Dalam regulasi tersebut, pemerintah harus membentuk tim koordinasi di level pusat, provinsi, hingga kota dan kabupaten. Di level provinsi dan kota serta kabupaten, kepala daerah diwajibkan membuat keputusan untuk menetapkan HET untuk pangkalan dan ke konsumen.
“Bagaimana pemerintah daerah level kota dan kabupaten punya tim untuk mengawal itu. Sayangnya dari tahun 2011, itu enggak maksimal. Akhirnya bocor di mana-mana. Kita sebagai rakyat capek, bahwa subsidi bocor. Enggak BBM, enggak gas, sama saja,” kata Adib.
3. Gubernur hingga bupati harus mengawal kebutuhan pokok rakyatnya

Padahal, menurut Adib, pejabat di daerah—wali kota, bupati, hingga gubernur—harus bisa diandalkan untuk mengawal kebutuhan pokok rakyatnya, seperti gas, kesehatan, hingga pendidikan.
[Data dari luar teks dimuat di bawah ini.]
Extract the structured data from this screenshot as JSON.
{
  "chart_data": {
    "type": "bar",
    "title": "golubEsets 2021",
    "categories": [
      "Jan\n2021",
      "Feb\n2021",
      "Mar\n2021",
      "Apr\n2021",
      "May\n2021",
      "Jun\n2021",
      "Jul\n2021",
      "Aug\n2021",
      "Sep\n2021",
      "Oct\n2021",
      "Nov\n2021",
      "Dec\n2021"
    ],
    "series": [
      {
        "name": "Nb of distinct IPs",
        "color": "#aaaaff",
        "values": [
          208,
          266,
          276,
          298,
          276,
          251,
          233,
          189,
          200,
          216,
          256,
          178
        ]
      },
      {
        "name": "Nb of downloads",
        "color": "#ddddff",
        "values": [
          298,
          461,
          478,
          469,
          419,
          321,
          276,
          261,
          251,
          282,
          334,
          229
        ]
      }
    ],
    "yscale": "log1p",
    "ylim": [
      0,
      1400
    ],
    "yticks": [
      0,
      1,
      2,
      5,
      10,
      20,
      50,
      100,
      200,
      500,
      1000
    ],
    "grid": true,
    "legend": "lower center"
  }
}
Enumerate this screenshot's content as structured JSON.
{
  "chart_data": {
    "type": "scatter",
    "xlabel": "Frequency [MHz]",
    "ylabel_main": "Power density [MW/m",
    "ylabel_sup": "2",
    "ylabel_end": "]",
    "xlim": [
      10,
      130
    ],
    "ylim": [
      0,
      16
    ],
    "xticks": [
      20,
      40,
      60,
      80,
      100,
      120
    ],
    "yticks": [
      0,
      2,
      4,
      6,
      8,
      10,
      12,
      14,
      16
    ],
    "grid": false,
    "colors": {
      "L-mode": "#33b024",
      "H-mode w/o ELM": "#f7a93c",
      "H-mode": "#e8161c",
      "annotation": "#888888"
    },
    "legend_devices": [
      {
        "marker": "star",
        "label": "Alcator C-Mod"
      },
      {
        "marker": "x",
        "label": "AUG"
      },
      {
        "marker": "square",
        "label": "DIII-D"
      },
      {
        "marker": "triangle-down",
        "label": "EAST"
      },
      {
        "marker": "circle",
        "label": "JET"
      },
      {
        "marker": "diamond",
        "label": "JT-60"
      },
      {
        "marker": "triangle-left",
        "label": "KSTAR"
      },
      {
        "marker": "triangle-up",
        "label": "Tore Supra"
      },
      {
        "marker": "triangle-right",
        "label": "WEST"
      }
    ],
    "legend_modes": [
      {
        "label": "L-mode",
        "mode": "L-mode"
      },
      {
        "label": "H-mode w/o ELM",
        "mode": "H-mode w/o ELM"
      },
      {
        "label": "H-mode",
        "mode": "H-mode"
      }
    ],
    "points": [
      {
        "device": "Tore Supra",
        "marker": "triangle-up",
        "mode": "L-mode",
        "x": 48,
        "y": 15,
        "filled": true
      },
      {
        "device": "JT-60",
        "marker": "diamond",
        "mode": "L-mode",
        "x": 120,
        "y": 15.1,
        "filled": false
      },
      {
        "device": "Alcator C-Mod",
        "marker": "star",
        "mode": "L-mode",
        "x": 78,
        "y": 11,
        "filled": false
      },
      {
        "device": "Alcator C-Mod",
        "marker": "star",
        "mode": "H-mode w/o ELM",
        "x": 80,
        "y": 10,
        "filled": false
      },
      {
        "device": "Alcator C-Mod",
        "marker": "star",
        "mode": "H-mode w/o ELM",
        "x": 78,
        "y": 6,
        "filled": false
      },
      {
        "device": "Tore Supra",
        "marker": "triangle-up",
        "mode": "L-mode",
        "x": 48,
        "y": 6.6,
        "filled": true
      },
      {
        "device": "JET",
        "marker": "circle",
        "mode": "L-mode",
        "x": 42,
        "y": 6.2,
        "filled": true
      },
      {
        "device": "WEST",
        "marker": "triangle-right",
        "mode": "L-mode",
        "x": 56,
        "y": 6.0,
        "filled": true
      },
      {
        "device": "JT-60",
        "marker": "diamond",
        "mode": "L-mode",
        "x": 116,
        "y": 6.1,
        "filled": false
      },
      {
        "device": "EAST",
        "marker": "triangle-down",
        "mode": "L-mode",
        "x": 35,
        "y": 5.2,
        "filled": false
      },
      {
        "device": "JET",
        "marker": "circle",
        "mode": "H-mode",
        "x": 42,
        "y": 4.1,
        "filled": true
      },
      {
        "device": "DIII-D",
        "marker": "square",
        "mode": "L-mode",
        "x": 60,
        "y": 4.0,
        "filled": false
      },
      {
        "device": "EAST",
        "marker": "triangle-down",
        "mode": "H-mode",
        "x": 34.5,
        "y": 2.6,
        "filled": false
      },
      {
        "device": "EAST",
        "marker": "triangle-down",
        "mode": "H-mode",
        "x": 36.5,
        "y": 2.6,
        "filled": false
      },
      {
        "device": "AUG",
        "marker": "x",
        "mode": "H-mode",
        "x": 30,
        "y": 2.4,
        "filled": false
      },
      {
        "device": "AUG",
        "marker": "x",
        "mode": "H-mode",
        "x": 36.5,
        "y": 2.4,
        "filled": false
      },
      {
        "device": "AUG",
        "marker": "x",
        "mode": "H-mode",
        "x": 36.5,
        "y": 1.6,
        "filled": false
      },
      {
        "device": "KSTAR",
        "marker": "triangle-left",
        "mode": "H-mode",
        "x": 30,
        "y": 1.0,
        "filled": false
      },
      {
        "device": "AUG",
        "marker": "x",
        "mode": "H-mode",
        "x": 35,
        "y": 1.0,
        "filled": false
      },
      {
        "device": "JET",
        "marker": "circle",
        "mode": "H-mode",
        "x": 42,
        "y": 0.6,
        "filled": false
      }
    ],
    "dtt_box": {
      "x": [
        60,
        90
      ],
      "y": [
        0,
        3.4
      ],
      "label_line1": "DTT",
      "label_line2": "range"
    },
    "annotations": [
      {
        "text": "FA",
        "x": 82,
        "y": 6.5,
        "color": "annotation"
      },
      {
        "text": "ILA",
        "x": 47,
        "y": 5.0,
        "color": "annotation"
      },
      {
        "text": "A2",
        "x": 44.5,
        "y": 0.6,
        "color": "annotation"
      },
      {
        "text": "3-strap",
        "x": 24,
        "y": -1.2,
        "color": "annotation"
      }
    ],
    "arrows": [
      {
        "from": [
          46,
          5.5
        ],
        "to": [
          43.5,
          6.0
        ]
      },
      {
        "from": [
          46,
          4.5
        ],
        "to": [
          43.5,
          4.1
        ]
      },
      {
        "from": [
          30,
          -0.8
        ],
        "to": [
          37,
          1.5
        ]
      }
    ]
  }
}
“Itu semua kebutuhan rakyat. Jika sampai terganggu, saya yakin popularitas dan elektabilitas akan terganggu, sampai level presiden. Maka dari itu penting di implementasinya,” katanya.
Adib kembali menegaskan bahwa kebijakan tata kelola penyaluran LPG subsidi itu sebenarnya bagus, asal pejabat di level pemerintah daerah itu maksimal. "Sensitivitas sosial pejabat atas kebutuhan rakyat sangat diperlukan untuk kawal BBM, gas, raskin, hingga bansos. Selama ini pemerintah daerah tidak maksimal,” katanya.